The Collector Status Option when managing a collector can help troubleshoot collector issues.

Collector Status is a great place to check on Collector health. It can indicate potentially problematic load issues and LogicModules with abnormally high numbers of failed polls. 

The top of the Collector Status gives a quick overview of the status of the varying metrics that make it up. Warning and Error status items should be investigated further.
The various metrics that make up Collector Status can indicate potential load related problems before they become a problem. These change color to indicate potential problems and contain helpful messages.

Collector Status is not intended to be a complete view of Collector performance, but it is an excellent tool to quickly and efficiently identify the sources of unexplained issues. Highlighted issues can point you to areas of concern and help determine if your current Collector configuration is well suited to the monitoring load it is expected to handle. 

Also accessible from the Support menu for a Collector are Collector Events. This list tracks Collector restarts and can surface certain types of errors a Collector may encounter as reported by Watchdog. This is especially useful when looking for a Collector that goes down more than once or has a recurring behavior you’re looking into. Collector Events is great for finding patterns and can aid in understanding the daily behavior of a Collector. 

Collector Events for a healthy Collector showing it’s daily restart and credential rotation.
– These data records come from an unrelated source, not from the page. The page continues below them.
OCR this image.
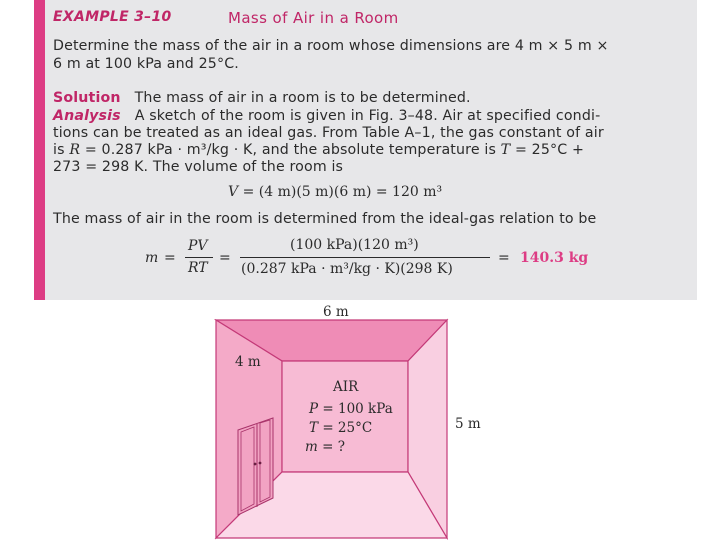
EXAMPLE 3–10	Mass of Air in a Room
Determine the mass of the air in a room whose dimensions are 4 m × 5 m ×
6 m at 100 kPa and 25°C.
Solution The mass of air in a room is to be determined.
Analysis A sketch of the room is given in Fig. 3–48. Air at specified condi-
tions can be treated as an ideal gas. From Table A–1, the gas constant of air
is R = 0.287 kPa · m³/kg · K, and the absolute temperature is T = 25°C +
273 = 298 K. The volume of the room is
V = (4 m)(5 m)(6 m) = 120 m³
The mass of air in the room is determined from the ideal-gas relation to be
m =
PV
RT
=
(100 kPa)(120 m³)
(0.287 kPa · m³/kg · K)(298 K)
= 140.3 kg
6 m
4 m
5 m
AIR
P = 100 kPa
T = 25°C
m = ?
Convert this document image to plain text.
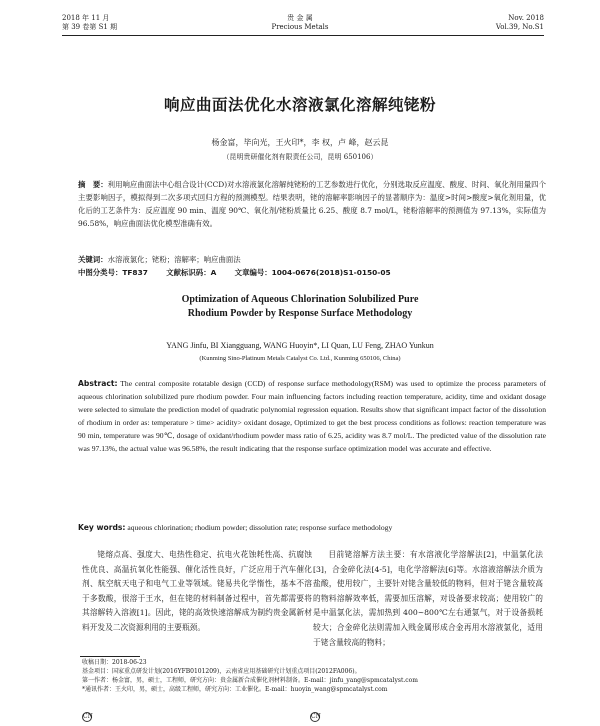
2018 年 11 月
第 39 卷第 S1 期
贵 金 属
Precious Metals
Nov. 2018
Vol.39, No.S1
响应曲面法优化水溶液氯化溶解纯铑粉
杨金富，毕向光，王火印*，李 权，卢 峰，赵云昆
（昆明贵研催化剂有限责任公司，昆明 650106）
摘　要：利用响应曲面法中心组合设计(CCD)对水溶液氯化溶解纯铑粉的工艺参数进行优化，分别选取反应温度、酸度、时间、氧化剂用量四个主要影响因子，模拟得到二次多项式回归方程的预测模型。结果表明，铑的溶解率影响因子的显著顺序为：温度>时间>酸度>氧化剂用量，优化后的工艺条件为：反应温度 90 min、温度 90℃、氧化剂/铑粉质量比 6.25、酸度 8.7 mol/L，铑粉溶解率的预测值为 97.13%，实际值为 96.58%，响应曲面法优化模型准确有效。
关键词：水溶液氯化；铑粉；溶解率；响应曲面法
中图分类号：TF837 文献标识码：A 文章编号：1004-0676(2018)S1-0150-05
Optimization of Aqueous Chlorination Solubilized Pure
Rhodium Powder by Response Surface Methodology
YANG Jinfu, BI Xiangguang, WANG Huoyin*, LI Quan, LU Feng, ZHAO Yunkun
(Kunming Sino-Platinum Metals Catalyst Co. Ltd., Kunming 650106, China)
Abstract: The central composite rotatable design (CCD) of response surface methodology(RSM) was used to optimize the process parameters of aqueous chlorination solubilized pure rhodium powder. Four main influencing factors including reaction temperature, acidity, time and oxidant dosage were selected to simulate the prediction model of quadratic polynomial regression equation. Results show that significant impact factor of the dissolution of rhodium in order as: temperature > time> acidity> oxidant dosage, Optimized to get the best process conditions as follows: reaction temperature was 90 min, temperature was 90℃, dosage of oxidant/rhodium powder mass ratio of 6.25, acidity was 8.7 mol/L. The predicted value of the dissolution rate was 97.13%, the actual value was 96.58%, the result indicating that the response surface optimization model was accurate and effective.
Key words: aqueous chlorination; rhodium powder; dissolution rate; response surface methodology
铑熔点高、强度大、电热性稳定、抗电火花蚀耗性高、抗腐蚀性优良、高温抗氧化性能强、催化活性良好，广泛应用于汽车催化剂、航空航天电子和电气工业等领域。铑易共化学惰性，基本不溶于多数酸，很溶于王水，但在铑的材料制备过程中，首先都需要将其溶解转入溶液[1]。因此，铑的高效快速溶解成为制约贵金属新材料开发及二次资源利用的主要瓶颈。
目前铑溶解方法主要：有水溶液化学溶解法[2]，中温氯化法[3]，合金碎化法[4-5]，电化学溶解法[6]等。水溶液溶解法介质为盐酸，使用较广，主要针对铑含量较低的物料，但对于铑含量较高的物料溶解效率低，需要加压溶解，对设备要求较高；使用较广的是中温氯化法，需加热到 400~800℃左右通氯气，对于设备损耗较大；合金碎化法则需加入贱金属形成合金再用水溶液氯化，适用于铑含量较高的物料；
收稿日期：2018-06-23
基金项目：国家重点研发计划(2016YFB0101209)，云南省应用基础研究计划重点项目(2012FA006)。
第一作者：杨金富，男，硕士，工程师，研究方向：贵金属新合成催化剂材料制备。E-mail：jinfu_yang@spmcatalyst.com
*通讯作者：王火印，男，硕士，高级工程师，研究方向：工业催化。E-mail：huoyin_wang@spmcatalyst.com
CN	CN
Setting Up Resilient Monitoring

This is also a great time to consider your current Collector failover configuration. While a backup collector is a great choice, you may also want to consider Auto-Balanced Collector Groups. An Auto-Balanced Collector Group allows load balancing between a group of Collectors and even better fault tolerance, should one of the Collectors in the group go down. You can read more about Auto-Balanced Collector Groups here

You should now have a much better understanding of the LogicMonitor Collector, how it works, and how to maintain it within your environment. You also got to see some of the tools available in your LogicMonitor environment that can be used to help understand Collector performance. Use this knowledge to configure your Collectors with redundancy to ensure continuous data collection. Collector down alerts can often be resolved in just a few minutes with the steps discussed. Go forth, and monitor with confidence!
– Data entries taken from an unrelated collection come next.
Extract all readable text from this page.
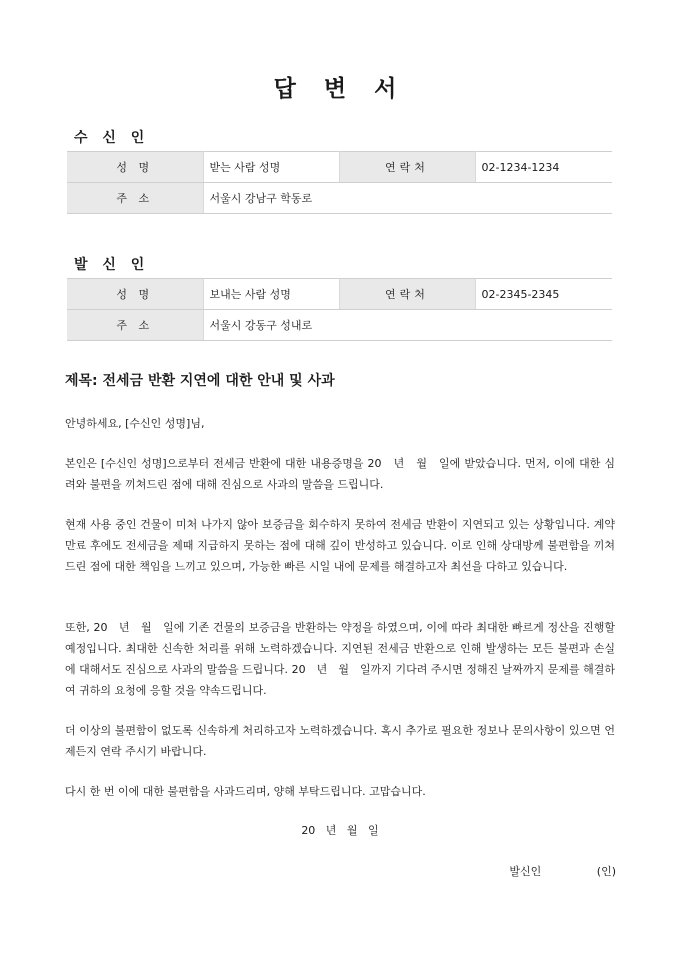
답 변 서
수 신 인
성 명	받는 사람 성명	연락처	02-1234-1234
주 소	서울시 강남구 학동로		
발 신 인
성 명	보내는 사람 성명	연락처	02-2345-2345
주 소	서울시 강동구 성내로		
제목: 전세금 반환 지연에 대한 안내 및 사과
안녕하세요, [수신인 성명]님,
본인은 [수신인 성명]으로부터 전세금 반환에 대한 내용증명을 20　년　월　일에 받았습니다. 먼저, 이에 대한 심려와 불편을 끼쳐드린 점에 대해 진심으로 사과의 말씀을 드립니다.
현재 사용 중인 건물이 미처 나가지 않아 보증금을 회수하지 못하여 전세금 반환이 지연되고 있는 상황입니다. 계약 만료 후에도 전세금을 제때 지급하지 못하는 점에 대해 깊이 반성하고 있습니다. 이로 인해 상대방께 불편함을 끼쳐드린 점에 대한 책임을 느끼고 있으며, 가능한 빠른 시일 내에 문제를 해결하고자 최선을 다하고 있습니다.
또한, 20　년　월　일에 기존 건물의 보증금을 반환하는 약정을 하였으며, 이에 따라 최대한 빠르게 정산을 진행할 예정입니다. 최대한 신속한 처리를 위해 노력하겠습니다. 지연된 전세금 반환으로 인해 발생하는 모든 불편과 손실에 대해서도 진심으로 사과의 말씀을 드립니다. 20　년　월　일까지 기다려 주시면 정해진 날짜까지 문제를 해결하여 귀하의 요청에 응할 것을 약속드립니다.
더 이상의 불편함이 없도록 신속하게 처리하고자 노력하겠습니다. 혹시 추가로 필요한 정보나 문의사항이 있으면 언제든지 연락 주시기 바랍니다.
다시 한 번 이에 대한 불편함을 사과드리며, 양해 부탁드립니다. 고맙습니다.
20   년   월   일
발신인	(인)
A Brief Summary of the Steps Above

Below is a handy list of what to do if a Collector goes down. It summarized the steps discussed above. Feel free to use this as a reference if you encounter a down Collector. 
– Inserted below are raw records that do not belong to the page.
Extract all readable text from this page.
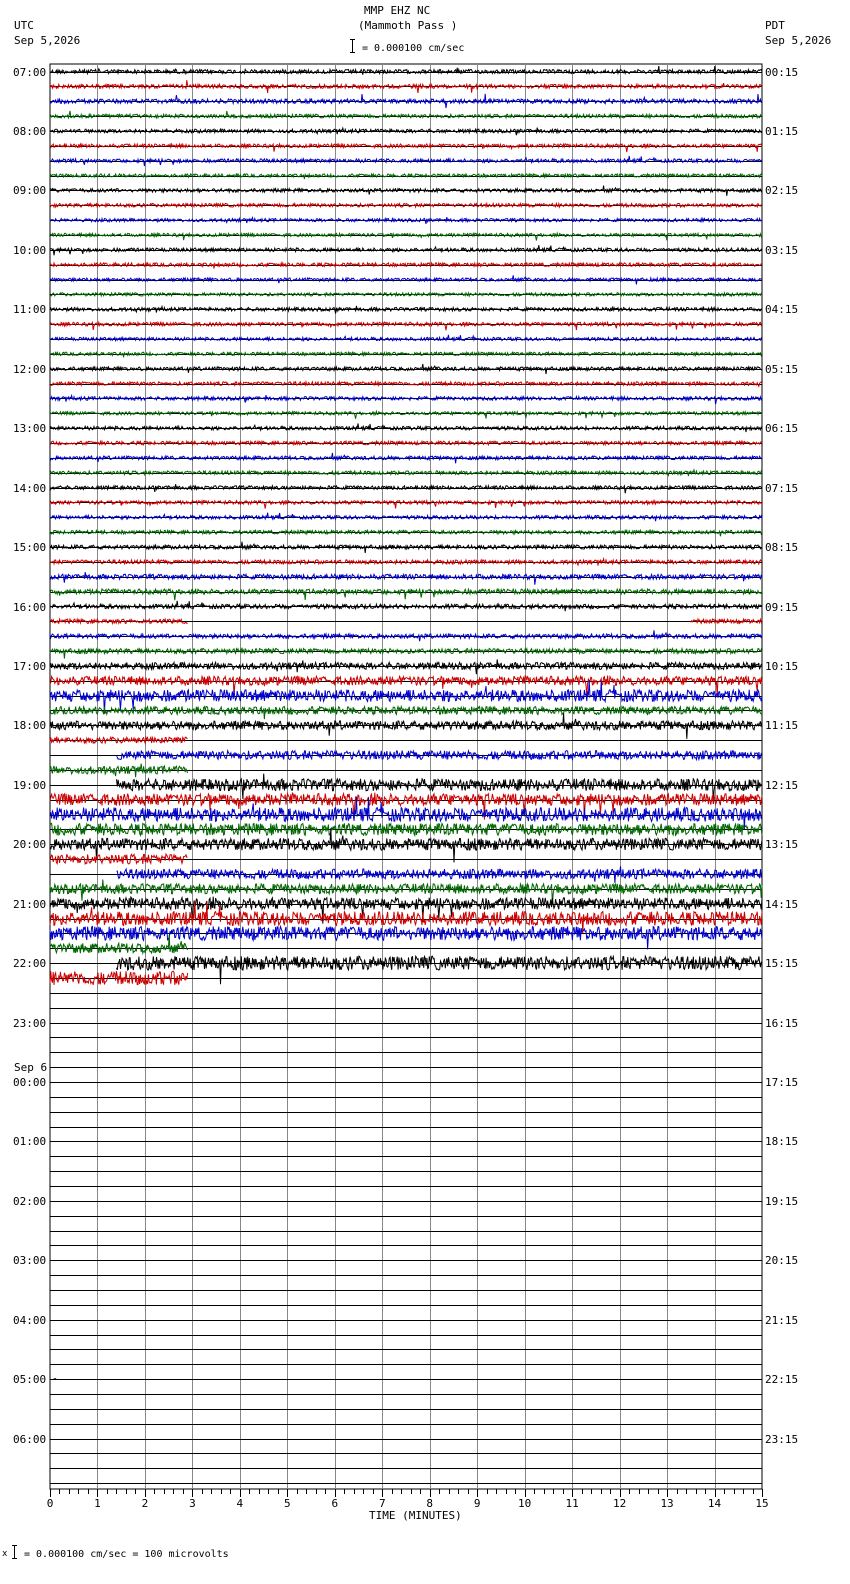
0	1	2	3	4	5	6	7	8	9	10	11	12	13	14	15
MMP EHZ NC
(Mammoth Pass )
= 0.000100 cm/sec
UTC
Sep 5,2026
PDT
Sep 5,2026
07:00
08:00
09:00
10:00
11:00
12:00
13:00
14:00
15:00
16:00
17:00
18:00
19:00
20:00
21:00
22:00
23:00
00:00
01:00
02:00
03:00
04:00
05:00
06:00
00:15
01:15
02:15
03:15
04:15
05:15
06:15
07:15
08:15
09:15
10:15
11:15
12:15
13:15
14:15
15:15
16:15
17:15
18:15
19:15
20:15
21:15
22:15
23:15
Sep 6
TIME (MINUTES)
x = 0.000100 cm/sec = 100 microvolts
  1. Ensure the Collector and Watchdog Services are both running. 
  2. Check that the Collector host can communicate with LogicMonitor servers over Port 443 via HTTPS/TLS. This means checking both internet connectivity and that your whitelist is up to date. 
  3. Make sure the credentials for the Collector and Watchdog services have sufficient, supported permissions.
  4. Make sure AntiVirus software isn’t preventing the Collector services from functioning. 
  5. Review Collector Status and Collector Events.
  6. Be sure to set up a backup Collector or an Auto-Balanced Collector Group to ensure monitoring can be maintained if a Collector does go down.